Small Wonders: Oil on troubled waters

May 29, 2010|Patrick Caneday

I've been feeling like one of those oil-covered sea gulls on a beach in Louisiana.

Every morning I get up and take a look at the newspaper. I glance at the headline, usually in dismay, then automatically flip to the bottom of the page to see who died. It's morbid, I know. But it's just habit. And you probably do it too.

On Monday it was former Dodgers pitcher Jose Lima's picture at the bottom of the front page. He was only 37 years old, five years younger than me. That's hard to swallow.


He was recently working to open a youth baseball academy nearby. But Sunday he died of an apparent heart attack. Taken too soon.

So long, "Lima Time."

The other news I'm having a hard time with is the oil slick in the Gulf of Mexico. Every day for the last month the news has gotten worse. Last week's estimates of the size and damage are surpassed this week with new and even more depressing information. Every time you think it couldn't get any worse, or more implausible, it does. It's like each season of "24."
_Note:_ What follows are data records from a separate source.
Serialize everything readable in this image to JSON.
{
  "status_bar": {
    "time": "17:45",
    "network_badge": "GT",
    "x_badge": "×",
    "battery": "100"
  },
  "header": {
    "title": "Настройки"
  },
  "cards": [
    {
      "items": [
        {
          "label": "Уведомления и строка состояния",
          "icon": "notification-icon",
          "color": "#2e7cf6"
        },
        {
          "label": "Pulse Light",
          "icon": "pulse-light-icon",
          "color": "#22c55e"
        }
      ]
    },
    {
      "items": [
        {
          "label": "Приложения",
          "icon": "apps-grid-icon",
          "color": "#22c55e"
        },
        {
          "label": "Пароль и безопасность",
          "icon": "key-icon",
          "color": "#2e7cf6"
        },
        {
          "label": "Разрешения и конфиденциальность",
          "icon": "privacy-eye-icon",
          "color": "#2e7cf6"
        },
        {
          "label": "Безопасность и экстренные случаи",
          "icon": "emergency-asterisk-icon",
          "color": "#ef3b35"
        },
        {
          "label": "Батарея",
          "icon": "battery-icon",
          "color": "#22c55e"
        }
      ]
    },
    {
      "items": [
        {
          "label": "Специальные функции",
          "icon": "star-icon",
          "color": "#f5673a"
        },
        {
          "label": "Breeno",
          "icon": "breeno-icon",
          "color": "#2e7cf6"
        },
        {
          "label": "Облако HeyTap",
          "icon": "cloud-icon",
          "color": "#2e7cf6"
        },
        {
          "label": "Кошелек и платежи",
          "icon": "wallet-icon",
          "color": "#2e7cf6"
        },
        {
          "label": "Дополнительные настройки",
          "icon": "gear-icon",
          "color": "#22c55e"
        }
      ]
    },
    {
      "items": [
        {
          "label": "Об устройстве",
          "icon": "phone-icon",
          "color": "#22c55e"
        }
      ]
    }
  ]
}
Every politician and pundit with a microphone or a blog is blaming each other. And I don't think any of them care who's really to blame. That doesn't matter so long as we can point the finger at someone else. This is especially helpful if we're running for public office, promoting our cable "news" show or trying to sell a book. Or all three at the same time.

The truth is irrelevant because in today's culture it's not about right and wrong. It's about ratings, tweets, site hits, polls, profits and image. The quicker and flashier the sound bite, the better. It doesn't matter what you say because tomorrow everyone will have been distracted by something else. When was the last time you thought about Haiti?

That oil spill feels like a thick, black sheet over me. And I can't do anything about it. Or anything else going on in the world. Home sales soar, but the stock market plummets, and everything still seems unaffordable.

A 13 year-old climbs Mt. Everest, but childhood obesity is pandemic in our country.

Teachers' jobs were saved, but we're paying them even less to do one of the most important jobs in the world.

The same heart that wants to give kids a safe and healthy baseball camp isn't strong enough to get him there. Thousands flock to foreign lands to help the helpless, while so many others find a way to profit off their misery.